RPA envisions a Greater Jamaica in 2040
Courtesy of ORG Permanent Modernity
By Naeisha Rose

The Regional Plan Association, an urban research and advocacy organization that creates plans to help improve the prosperity of the tri-state area, included the Greater Jamaica Development Corporation as a major source for its idealized view of Downtown Jamaica’s economy 22 years into the future.

The Greater Jamaica Development Corporation is an economic development group that dedicates itself to revitalizing the Downtown Jamaica area, and its plans for mixed-income affordable homes, reasonably priced hotels, a shopping district, better transportation and establishing the area as a global food hub was incorporated in the RPA’s 2040 vision for the region.

GJDC President Hope Knight was pleased that the RPA saw the economic development group’s $1 billion investment in Downtown Jamaica as a boon for the region.

“RPA’s recommendations dovetail with GJDC’s mission,” Knight said, “and provides validation from a highly respected organization that our economic development efforts with the public and private sectors are headed in the right direction.”

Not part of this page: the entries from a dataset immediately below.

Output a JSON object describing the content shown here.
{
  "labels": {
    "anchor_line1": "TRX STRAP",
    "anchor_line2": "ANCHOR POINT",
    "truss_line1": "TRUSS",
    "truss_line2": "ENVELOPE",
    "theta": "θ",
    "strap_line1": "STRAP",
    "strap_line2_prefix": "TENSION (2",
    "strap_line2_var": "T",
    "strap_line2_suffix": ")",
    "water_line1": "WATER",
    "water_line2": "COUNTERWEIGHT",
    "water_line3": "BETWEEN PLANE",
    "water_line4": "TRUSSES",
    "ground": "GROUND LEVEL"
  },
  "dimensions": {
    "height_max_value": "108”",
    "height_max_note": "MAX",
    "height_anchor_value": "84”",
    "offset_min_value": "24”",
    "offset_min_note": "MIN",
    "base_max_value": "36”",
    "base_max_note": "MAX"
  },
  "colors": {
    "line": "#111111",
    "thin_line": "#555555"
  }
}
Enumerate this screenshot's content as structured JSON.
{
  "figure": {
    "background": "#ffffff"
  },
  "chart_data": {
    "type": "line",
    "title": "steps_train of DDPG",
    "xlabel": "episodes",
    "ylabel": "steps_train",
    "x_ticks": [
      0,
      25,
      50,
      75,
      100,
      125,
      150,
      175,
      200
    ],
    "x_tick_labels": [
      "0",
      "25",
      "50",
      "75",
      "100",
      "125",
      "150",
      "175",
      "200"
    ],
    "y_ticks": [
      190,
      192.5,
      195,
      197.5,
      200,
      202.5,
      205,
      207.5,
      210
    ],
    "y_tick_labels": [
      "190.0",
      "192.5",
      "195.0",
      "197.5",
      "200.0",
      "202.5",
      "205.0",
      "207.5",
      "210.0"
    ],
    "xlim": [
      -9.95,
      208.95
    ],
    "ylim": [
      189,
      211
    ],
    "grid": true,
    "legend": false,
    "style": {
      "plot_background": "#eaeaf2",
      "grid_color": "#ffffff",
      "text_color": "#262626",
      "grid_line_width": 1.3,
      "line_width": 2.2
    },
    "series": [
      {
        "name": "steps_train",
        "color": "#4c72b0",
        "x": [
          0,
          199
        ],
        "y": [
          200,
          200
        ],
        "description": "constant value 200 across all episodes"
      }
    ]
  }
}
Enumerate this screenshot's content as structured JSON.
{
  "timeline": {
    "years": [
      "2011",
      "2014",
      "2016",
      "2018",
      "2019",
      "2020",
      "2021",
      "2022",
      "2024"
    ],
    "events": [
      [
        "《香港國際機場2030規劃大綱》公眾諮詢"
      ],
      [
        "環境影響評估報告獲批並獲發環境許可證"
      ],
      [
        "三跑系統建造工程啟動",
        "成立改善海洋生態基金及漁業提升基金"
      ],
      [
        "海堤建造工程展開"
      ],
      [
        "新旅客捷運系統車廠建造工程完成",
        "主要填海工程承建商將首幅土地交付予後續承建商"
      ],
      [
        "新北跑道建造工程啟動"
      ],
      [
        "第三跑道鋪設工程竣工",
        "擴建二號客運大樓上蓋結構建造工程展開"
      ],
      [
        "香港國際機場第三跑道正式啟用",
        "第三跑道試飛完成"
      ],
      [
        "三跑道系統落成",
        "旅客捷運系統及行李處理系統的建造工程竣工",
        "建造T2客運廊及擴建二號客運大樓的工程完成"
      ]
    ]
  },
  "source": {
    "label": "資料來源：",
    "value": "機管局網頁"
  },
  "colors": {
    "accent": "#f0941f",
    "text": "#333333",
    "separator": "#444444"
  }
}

The RPA envisioned Jamaica with the potential to be an interconnected cultural and commercial mecca on par with Brooklyn and Manhattan, but with a more affordable and diverse local flair.

According to the RPA, the Jamaica of 2040 will have more of the same amenities of the other two boroughs, like theaters, art festivals, bike lanes, pedestrian greenways, and diverse mom and pop restaurants with food from around the world. It will also have a light industry (consumer production of small goods and products).

The research group saw a Jamaica that remained diverse, had affordable homes and low-cost hotels, and created jobs near an improved and linked subway, bus and airport system with help from GJDC.

GJDC’s plan to tie the expanded job growth with the expansion of John F. Kennedy International Airport was included with RPA’s development ideas for Jamaica.

RPA saw a future in which foot traffic at the expanded JFK doubled from 59 million in 2016 to 118 million, and the hotels being built by GJDC will become a major resource for job creation and economic sustainability.

Instead of Jamaica residents and international travelers spending their money in Manhattan, their disposable income could be retained in the Downtown region with shopping centers GJDC has built, according to the advocacy group.

Preserving JFK’s terminals and runways to make way for freight facilities if the Aqueduct Racetrack was redeveloped for small goods manufacturing and distribution was seen as another basis for revenue for the RPA and GJDC.

The RPA saw GJDC’s plans to create mixed-income apartments that were affordable as a great way of retaining Jamaica’s diverse immigrant population, especially to help establish an international food hub with these people as potential small-business owners.

In the RPA’s view, “regional downtowns in the tri-state area can be developed, thrive and provide good jobs and affordable communities with policies that promote mixed-use development near transit services, maintain neighborhood diversity and improve the overall quality of life with safe streets and green spaces.”